The chamber says it has over the past two years assisted the Ministry of Home Affairs financially and in upgrading and replacement of computers, processing of identity documents and recently with a pilot project for work permits.

“Chamber of Mining is assisting Home Affairs with expectations that the efficiency will improve,” Shikongo said.

With regard to power sufficiency, the chamber is of the opinion that Namibia must invest in making itself self-sufficient and only import power as an optimisation strategy.

“We are concerned that a lot of efforts in the past have been to secure power from outside Namibia and invest in subsequent transmission requirements,” Shikongo added.

The industry pledges to assist and implement further energy efficient measures in production processes.

Another challenge that the industry is faced with is the availability of water in the arid, coastal region where most of the new uranium mines are situated.
The chamber believes that with regard to the desalination plant in the Erongo region, the country’s water utility, NamWater should take a leading role and provide all the necessary support it can in planning and execution of the project.

Industrial peace is also another concern for the industry, in terms of maintaining a booming mining industry.

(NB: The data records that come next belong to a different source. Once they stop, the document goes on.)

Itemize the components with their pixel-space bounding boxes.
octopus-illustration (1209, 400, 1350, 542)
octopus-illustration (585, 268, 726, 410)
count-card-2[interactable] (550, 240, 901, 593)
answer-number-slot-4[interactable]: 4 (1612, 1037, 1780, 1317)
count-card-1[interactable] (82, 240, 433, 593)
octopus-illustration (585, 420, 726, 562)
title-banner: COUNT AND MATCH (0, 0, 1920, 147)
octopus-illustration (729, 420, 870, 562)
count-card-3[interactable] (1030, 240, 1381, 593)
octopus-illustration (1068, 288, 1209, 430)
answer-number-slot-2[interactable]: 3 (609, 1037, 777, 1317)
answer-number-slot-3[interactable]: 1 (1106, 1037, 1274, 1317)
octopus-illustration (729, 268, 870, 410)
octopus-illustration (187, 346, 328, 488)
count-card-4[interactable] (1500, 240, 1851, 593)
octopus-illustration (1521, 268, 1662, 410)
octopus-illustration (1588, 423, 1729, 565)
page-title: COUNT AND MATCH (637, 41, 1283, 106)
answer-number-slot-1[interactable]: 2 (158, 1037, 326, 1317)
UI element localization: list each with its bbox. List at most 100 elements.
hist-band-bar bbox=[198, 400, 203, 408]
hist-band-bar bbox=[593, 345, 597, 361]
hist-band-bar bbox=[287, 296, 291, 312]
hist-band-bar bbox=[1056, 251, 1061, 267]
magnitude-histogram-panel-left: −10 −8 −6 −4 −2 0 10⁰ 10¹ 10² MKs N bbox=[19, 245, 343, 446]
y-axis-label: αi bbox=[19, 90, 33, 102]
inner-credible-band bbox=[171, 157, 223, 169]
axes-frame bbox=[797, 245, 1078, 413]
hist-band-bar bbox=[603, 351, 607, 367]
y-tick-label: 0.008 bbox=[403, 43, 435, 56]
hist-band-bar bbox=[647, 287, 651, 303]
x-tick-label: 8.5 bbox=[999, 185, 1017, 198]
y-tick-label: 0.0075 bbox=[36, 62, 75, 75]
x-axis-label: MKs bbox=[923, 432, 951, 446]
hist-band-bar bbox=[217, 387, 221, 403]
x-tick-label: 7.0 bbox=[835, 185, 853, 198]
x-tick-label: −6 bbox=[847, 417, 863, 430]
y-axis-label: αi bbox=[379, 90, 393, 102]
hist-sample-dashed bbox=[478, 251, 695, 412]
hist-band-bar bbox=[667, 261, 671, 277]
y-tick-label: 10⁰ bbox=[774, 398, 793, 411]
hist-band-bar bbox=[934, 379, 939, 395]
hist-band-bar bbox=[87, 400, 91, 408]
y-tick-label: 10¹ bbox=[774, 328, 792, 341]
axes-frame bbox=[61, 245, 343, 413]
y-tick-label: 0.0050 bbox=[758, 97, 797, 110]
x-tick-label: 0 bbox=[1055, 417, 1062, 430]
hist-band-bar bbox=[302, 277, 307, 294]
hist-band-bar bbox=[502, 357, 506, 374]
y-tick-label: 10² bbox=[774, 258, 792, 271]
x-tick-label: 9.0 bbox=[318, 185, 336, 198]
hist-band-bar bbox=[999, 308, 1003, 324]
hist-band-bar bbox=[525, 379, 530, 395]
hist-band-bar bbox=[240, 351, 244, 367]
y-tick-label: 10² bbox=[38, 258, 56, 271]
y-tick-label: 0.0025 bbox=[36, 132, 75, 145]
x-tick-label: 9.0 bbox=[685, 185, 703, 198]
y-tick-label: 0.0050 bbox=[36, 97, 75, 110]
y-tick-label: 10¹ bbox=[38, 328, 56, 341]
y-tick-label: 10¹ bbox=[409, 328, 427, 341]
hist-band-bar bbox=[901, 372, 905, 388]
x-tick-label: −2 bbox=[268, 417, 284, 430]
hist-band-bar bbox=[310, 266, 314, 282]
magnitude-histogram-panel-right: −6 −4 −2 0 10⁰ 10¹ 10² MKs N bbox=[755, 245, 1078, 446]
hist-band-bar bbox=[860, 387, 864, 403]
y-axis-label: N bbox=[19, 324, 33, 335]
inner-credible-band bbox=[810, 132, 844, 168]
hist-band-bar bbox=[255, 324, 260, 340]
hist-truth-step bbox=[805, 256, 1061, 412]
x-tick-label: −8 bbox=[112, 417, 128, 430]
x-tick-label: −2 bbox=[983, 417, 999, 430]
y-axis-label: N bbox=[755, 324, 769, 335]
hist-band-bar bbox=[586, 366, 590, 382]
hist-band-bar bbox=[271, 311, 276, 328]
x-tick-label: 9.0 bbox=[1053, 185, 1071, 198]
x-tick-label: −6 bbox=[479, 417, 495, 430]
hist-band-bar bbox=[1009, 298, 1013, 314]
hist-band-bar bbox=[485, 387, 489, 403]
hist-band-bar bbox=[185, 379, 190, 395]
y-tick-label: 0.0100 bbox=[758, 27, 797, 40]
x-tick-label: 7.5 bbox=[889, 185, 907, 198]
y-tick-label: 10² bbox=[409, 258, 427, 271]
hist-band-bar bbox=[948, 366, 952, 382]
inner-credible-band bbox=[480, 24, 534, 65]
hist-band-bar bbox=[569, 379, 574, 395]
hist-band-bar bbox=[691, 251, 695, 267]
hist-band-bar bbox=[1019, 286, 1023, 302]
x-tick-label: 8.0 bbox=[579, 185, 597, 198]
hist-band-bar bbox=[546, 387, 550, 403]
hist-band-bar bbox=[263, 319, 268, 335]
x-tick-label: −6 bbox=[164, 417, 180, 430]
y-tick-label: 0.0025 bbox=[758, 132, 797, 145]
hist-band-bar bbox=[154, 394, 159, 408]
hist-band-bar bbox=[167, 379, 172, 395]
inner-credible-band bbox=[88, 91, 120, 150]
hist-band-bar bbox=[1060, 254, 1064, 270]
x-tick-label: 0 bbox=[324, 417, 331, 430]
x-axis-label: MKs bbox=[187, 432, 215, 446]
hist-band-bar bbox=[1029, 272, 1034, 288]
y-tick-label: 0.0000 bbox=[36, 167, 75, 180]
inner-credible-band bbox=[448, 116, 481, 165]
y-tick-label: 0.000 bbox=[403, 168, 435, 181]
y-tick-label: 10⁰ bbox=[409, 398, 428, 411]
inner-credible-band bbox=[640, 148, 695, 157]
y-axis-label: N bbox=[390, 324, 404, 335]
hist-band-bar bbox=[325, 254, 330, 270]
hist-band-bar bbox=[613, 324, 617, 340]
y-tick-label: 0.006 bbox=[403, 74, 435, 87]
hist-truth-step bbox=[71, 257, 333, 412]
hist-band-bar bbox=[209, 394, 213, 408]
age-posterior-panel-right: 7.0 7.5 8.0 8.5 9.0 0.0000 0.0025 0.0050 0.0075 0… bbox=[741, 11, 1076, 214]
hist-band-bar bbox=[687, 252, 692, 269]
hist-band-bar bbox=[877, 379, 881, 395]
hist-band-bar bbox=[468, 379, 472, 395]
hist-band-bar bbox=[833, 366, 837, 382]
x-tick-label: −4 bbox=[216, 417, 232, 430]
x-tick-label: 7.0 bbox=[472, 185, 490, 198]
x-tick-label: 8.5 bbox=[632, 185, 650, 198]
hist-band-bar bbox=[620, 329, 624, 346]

“We will not see the benefits to Government, shareholders, investors and the Namibian nation.

“It is therefore in the interest of all, including the leadership of the mining industry and the Mine Workers Union (MUN) to work hard in maintaining long lasting industrial peace,” Shikongo said.

The Skorpion Zinc Mine recently ended a 19-day industrial strike, which Shikongo said was a concern to the industry.

“The health of the mining industry depends on cooperation between all its stakeholders,” Shikongo told an annual dinner gathering of the mining industry.